De beleidsnotitie 'Een rijke relatie' uit 2004 bevat onze gedachten hierover, voortbouwend op en verderkijkend dan het Ontwikkelingsverdrag van 1975 en het Raamverdrag van 1992 - al worden de daarin vastgelegde afspraken door Nederland uiteraard nagekomen. Verbreding van de relatie, daar gaat het ons om, vérder en bréder dan de aflopende OS-relatie.

Tijdens het parlementaire debat over deze notitie heb ik aangegeven dat ik dit jaar graag Suriname wilde bezoeken om van de mensen in Suriname zèlf te horen welke belangen Suriname centraal stelt in de relatie met Nederland. Het gaat nu om de vraag hoe wij onze samenwerking de komende jaren verder gestalte geven. Ik hoop dat dit bezoek mij inzicht geeft in de ideeën die daarover in Suriname leven.

(Inhoud beleidsnotitie)
Heel kort samengevat streeft Nederland naar een zakelijke en betrokken relatie met Suriname, op basis van overeenstemming over te bereiken doelen.

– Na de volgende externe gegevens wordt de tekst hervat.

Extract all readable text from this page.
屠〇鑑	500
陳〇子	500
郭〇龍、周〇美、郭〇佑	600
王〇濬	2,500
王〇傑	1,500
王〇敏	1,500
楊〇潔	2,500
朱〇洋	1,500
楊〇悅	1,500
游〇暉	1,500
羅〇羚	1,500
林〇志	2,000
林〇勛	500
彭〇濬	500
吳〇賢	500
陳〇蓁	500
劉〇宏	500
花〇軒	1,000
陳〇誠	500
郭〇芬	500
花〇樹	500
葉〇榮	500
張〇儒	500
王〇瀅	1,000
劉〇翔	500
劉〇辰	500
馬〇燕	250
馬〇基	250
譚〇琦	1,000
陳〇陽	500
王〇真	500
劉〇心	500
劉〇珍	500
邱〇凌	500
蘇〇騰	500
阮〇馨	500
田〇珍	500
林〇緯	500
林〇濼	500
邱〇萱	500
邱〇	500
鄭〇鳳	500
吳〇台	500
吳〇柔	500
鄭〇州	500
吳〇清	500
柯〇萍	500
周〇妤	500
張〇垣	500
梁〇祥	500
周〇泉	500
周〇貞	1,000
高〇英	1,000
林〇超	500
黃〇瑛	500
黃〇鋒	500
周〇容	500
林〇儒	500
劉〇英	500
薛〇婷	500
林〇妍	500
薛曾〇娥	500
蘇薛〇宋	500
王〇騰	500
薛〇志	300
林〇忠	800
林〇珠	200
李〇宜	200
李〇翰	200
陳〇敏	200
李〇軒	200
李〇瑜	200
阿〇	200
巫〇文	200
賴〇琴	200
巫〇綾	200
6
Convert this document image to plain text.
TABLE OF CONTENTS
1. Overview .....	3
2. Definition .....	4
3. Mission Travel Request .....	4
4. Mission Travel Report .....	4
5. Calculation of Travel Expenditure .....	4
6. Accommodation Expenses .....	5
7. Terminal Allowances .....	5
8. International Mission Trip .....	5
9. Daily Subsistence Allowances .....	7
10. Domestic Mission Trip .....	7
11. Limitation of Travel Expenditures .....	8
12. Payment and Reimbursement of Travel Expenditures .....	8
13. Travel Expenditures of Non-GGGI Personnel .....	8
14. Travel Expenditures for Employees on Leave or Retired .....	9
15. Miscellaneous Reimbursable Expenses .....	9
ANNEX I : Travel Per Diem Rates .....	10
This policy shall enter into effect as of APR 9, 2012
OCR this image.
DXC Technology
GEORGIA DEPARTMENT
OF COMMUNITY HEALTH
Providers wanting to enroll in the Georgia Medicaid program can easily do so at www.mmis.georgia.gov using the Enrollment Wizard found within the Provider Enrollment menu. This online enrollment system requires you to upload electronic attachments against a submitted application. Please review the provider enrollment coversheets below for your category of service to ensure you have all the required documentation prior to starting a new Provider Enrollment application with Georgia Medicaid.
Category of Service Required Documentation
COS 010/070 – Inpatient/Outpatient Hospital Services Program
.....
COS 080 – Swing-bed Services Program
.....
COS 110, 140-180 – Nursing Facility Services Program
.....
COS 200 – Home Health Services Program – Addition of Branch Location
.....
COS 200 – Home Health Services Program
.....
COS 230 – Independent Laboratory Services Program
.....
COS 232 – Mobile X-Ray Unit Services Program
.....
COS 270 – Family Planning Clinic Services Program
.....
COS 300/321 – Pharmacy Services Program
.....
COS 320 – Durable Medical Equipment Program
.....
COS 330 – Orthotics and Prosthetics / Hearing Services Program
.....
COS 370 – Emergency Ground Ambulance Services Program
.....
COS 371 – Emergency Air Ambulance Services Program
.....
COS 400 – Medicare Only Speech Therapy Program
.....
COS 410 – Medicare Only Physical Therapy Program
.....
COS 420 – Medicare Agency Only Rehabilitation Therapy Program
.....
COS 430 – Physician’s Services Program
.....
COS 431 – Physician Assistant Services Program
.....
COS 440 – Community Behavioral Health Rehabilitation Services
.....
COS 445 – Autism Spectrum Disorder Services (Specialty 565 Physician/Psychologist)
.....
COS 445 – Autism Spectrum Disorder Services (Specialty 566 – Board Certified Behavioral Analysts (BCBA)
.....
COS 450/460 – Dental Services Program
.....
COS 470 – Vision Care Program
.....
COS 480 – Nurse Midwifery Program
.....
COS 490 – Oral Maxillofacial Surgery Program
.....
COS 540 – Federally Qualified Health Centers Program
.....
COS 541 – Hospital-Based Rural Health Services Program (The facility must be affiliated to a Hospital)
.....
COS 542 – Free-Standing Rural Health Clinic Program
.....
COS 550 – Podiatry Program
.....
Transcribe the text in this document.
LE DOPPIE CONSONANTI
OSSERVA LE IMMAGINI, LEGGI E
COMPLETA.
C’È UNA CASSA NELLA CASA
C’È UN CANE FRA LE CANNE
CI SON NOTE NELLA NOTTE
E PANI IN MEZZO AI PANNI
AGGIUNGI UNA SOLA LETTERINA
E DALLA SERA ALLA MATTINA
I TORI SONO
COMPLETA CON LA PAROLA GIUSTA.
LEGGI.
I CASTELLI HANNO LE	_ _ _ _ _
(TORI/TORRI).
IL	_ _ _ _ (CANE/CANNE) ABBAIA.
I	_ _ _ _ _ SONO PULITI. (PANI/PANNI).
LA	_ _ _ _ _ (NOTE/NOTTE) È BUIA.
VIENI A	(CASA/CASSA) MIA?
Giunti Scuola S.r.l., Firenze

Ik heb begrepen dat het woord zakelijk door sommigen wordt gezien als 'typisch Nederlands', als het ondergeschikt maken van een relatie aan economisch denken. Niets is minder waar! Het woord zakelijk duidt op meer begrip voor elkaars belangen en op minder emotie. In het verleden heeft de emotie te vaak de overhand gekregen in onze samenwerking, en wierp die samenwerking daardoor minder vruchten af dan mogelijk was geweest.

De huidige samenwerking tussen de Surinaamse en Nederlandse bewindslieden is in feite al een toonbeeld van zakelijkheid. Geen megafoondiplomatie maar telefoondiplomatie; geen gekissebis maar een respectvolle en waardige dialoog.

Het woord betrokken vormt daarop een aanvulling in de zin dat Nederland Suriname niet in de steek wil laten, ook niet als de huidige ontwikkelingsrelatie zal zijn afgebouwd. Daarvoor hebben onze landen teveel raakvlakken. Ik noem de historie, de taal, de cultuur, de verwantschap tussen beide volkeren. Zo hebben ruim driehonderdduizend van mijn landgenoten een Surinaamse achtergrond. Van de zesduizend nieuwe woorden die deze maand aan de Woordenlijst Nederlandse Taal zijn toegevoegd, hebben er
maar liefst vijfhonderd een Surinaamse herkomst.

De betrokkenheid is ook in de plaats gekomen van het vroegere alwetende donorgedrag, met op de achtergrond twijfels over een al dan niet geslaagde dekolonisatie. Betrokkenheid duidt niet op het 'Hollandse vingertje', de klassieke bemoeizucht. Betrokkenheid betekent begaan zijn met het lot van de ander. Betrokkenheid heeft bovendien pas echt betekenis waneer het in twee richtingen wordt gevoeld en ervaren.

Hoe moet onze samenwerking nu precies gestalte krijgen? Het antwoord luidt: vanuit afspraken die zijn gebaseerd op overeenstemming over de te bereiken doelen. Zonder gezamenlijkheid, zonder partnerschap, komen wij niet verder.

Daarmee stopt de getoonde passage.